Jackie Chan had a solid run after his influential melding of slapstick and martial arts created plenty of crossover appeal, but he’s into his 70s now and it’s been a long time since he played a major role in an American actioner that scored a wide theatrical release, and much the same can be said of Jet Li.

Another problem is that those guys have been around for decades, but it’s not exactly a new one. After all, Chow Yun-fat is one of action cinema’s legendary heroes after headlining a glut of classics, including A Better Tomorrow, City on Fire, The Killer, Hard Boiled, and Full Contact, but his Hollywood sojourn was a disaster.

None of his high-octane efforts on the other side of the world were remotely memorable, with nobody coming close to getting the best out of an actor who’d already made it abundantly clear they were among the very best to ever indulge in on-screen running and gunning. Even more recently, the most impressive action stars have been done dirty by Hollywood’s mishandling of their obvious abilities.

Don’t hold it against him, but Donnie Yen is Steven Seagal’s favourite modern-day ass-kicker, even if John Wick: Chapter 4 was the first time he’d been allowed to cut loose in a fashion Hong Kong audiences have been witnessing for decades, and even at that it only came at his own suggestion. He wasn’t the lead, though, so he’s still on the hunt for an American flick that puts him front and centre but doesn’t conspire to disappoint.

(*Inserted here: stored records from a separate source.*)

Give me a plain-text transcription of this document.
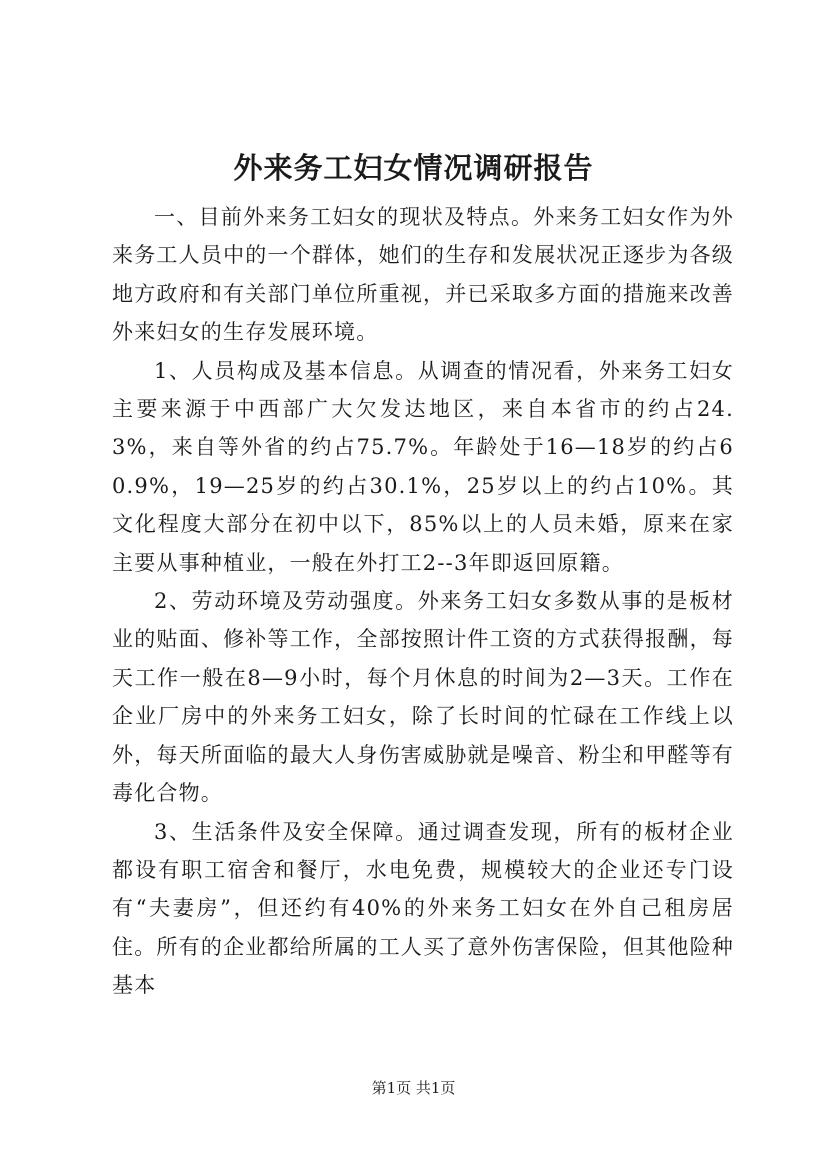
外来务工妇女情况调研报告

一、目前外来务工妇女的现状及特点。外来务工妇女作为外来务工人员中的一个群体，她们的生存和发展状况正逐步为各级地方政府和有关部门单位所重视，并已采取多方面的措施来改善外来妇女的生存发展环境。

1、人员构成及基本信息。从调查的情况看，外来务工妇女主要来源于中西部广大欠发达地区，来自本省市的约占24.3%，来自等外省的约占75.7%。年龄处于16—18岁的约占60.9%，19—25岁的约占30.1%，25岁以上的约占10%。其文化程度大部分在初中以下，85%以上的人员未婚，原来在家主要从事种植业，一般在外打工2--3年即返回原籍。

2、劳动环境及劳动强度。外来务工妇女多数从事的是板材业的贴面、修补等工作，全部按照计件工资的方式获得报酬，每天工作一般在8—9小时，每个月休息的时间为2—3天。工作在企业厂房中的外来务工妇女，除了长时间的忙碌在工作线上以外，每天所面临的最大人身伤害威胁就是噪音、粉尘和甲醛等有毒化合物。

3、生活条件及安全保障。通过调查发现，所有的板材企业都设有职工宿舍和餐厅，水电免费，规模较大的企业还专门设有“夫妻房”，但还约有40%的外来务工妇女在外自己租房居住。所有的企业都给所属的工人买了意外伤害保险，但其他险种基本

第1页 共1页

Tony Jaa literally exploded onto the scene by setting himself on fire and kicking somebody in the head in 2003’s Ong-Bak, but beyond being a faceless goon in the seventh Fast & Furious film, lurking in the background of Vin Diesel’s xXx: Return of Xander Cage, co-starring with Milla Jovovich in the woeful Monster Hunter, and lending support in the even more risible fourth Expendables, he hasn’t been given a sniff.

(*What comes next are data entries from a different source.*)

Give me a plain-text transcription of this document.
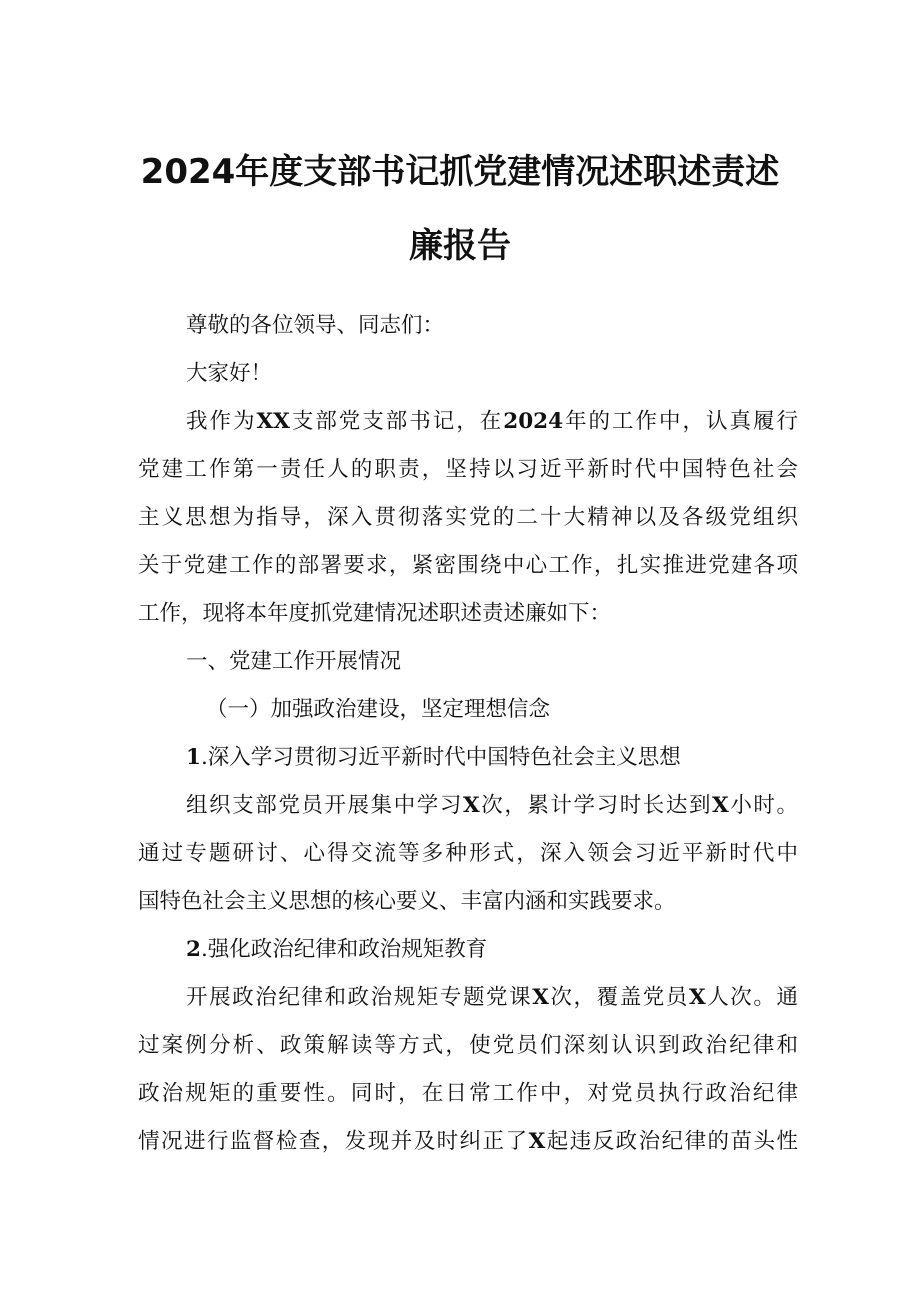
2024年度支部书记抓党建情况述职述责述
廉报告
尊敬的各位领导、同志们：
大家好！
我作为XX支部党支部书记，在2024年的工作中，认真履行
党建工作第一责任人的职责，坚持以习近平新时代中国特色社会
主义思想为指导，深入贯彻落实党的二十大精神以及各级党组织
关于党建工作的部署要求，紧密围绕中心工作，扎实推进党建各项
工作，现将本年度抓党建情况述职述责述廉如下：
一、党建工作开展情况
（一）加强政治建设，坚定理想信念
1.深入学习贯彻习近平新时代中国特色社会主义思想
组织支部党员开展集中学习X次，累计学习时长达到X小时。
通过专题研讨、心得交流等多种形式，深入领会习近平新时代中
国特色社会主义思想的核心要义、丰富内涵和实践要求。
2.强化政治纪律和政治规矩教育
开展政治纪律和政治规矩专题党课X次，覆盖党员X人次。通
过案例分析、政策解读等方式，使党员们深刻认识到政治纪律和
政治规矩的重要性。同时，在日常工作中，对党员执行政治纪律
情况进行监督检查，发现并及时纠正了X起违反政治纪律的苗头性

On the subject of Sylvester Stallone’s wretched fourth instalment, Iko Uwais was wasted as the villain. The Raid heralded the arrival of a potent and incredibly skilled martial artist who could actually act and emote, something that was hardly apparent in Mark Wahlberg’s mediocre Mile 22, dismal buddy comedy Stuber, or the mind-numbing G.I. Joe spinoff Snake Eyes.

That’s not to say Hollywood should be bending over backwards to accommodate them, but there’s a happy medium to be found. All of the aforementioned names became international stars in the action arena for their very specific skillset, but for whatever reason, as soon as they make the jump to the industry’s biggest studio system they find their edges sanded down to an indistinguishable nub.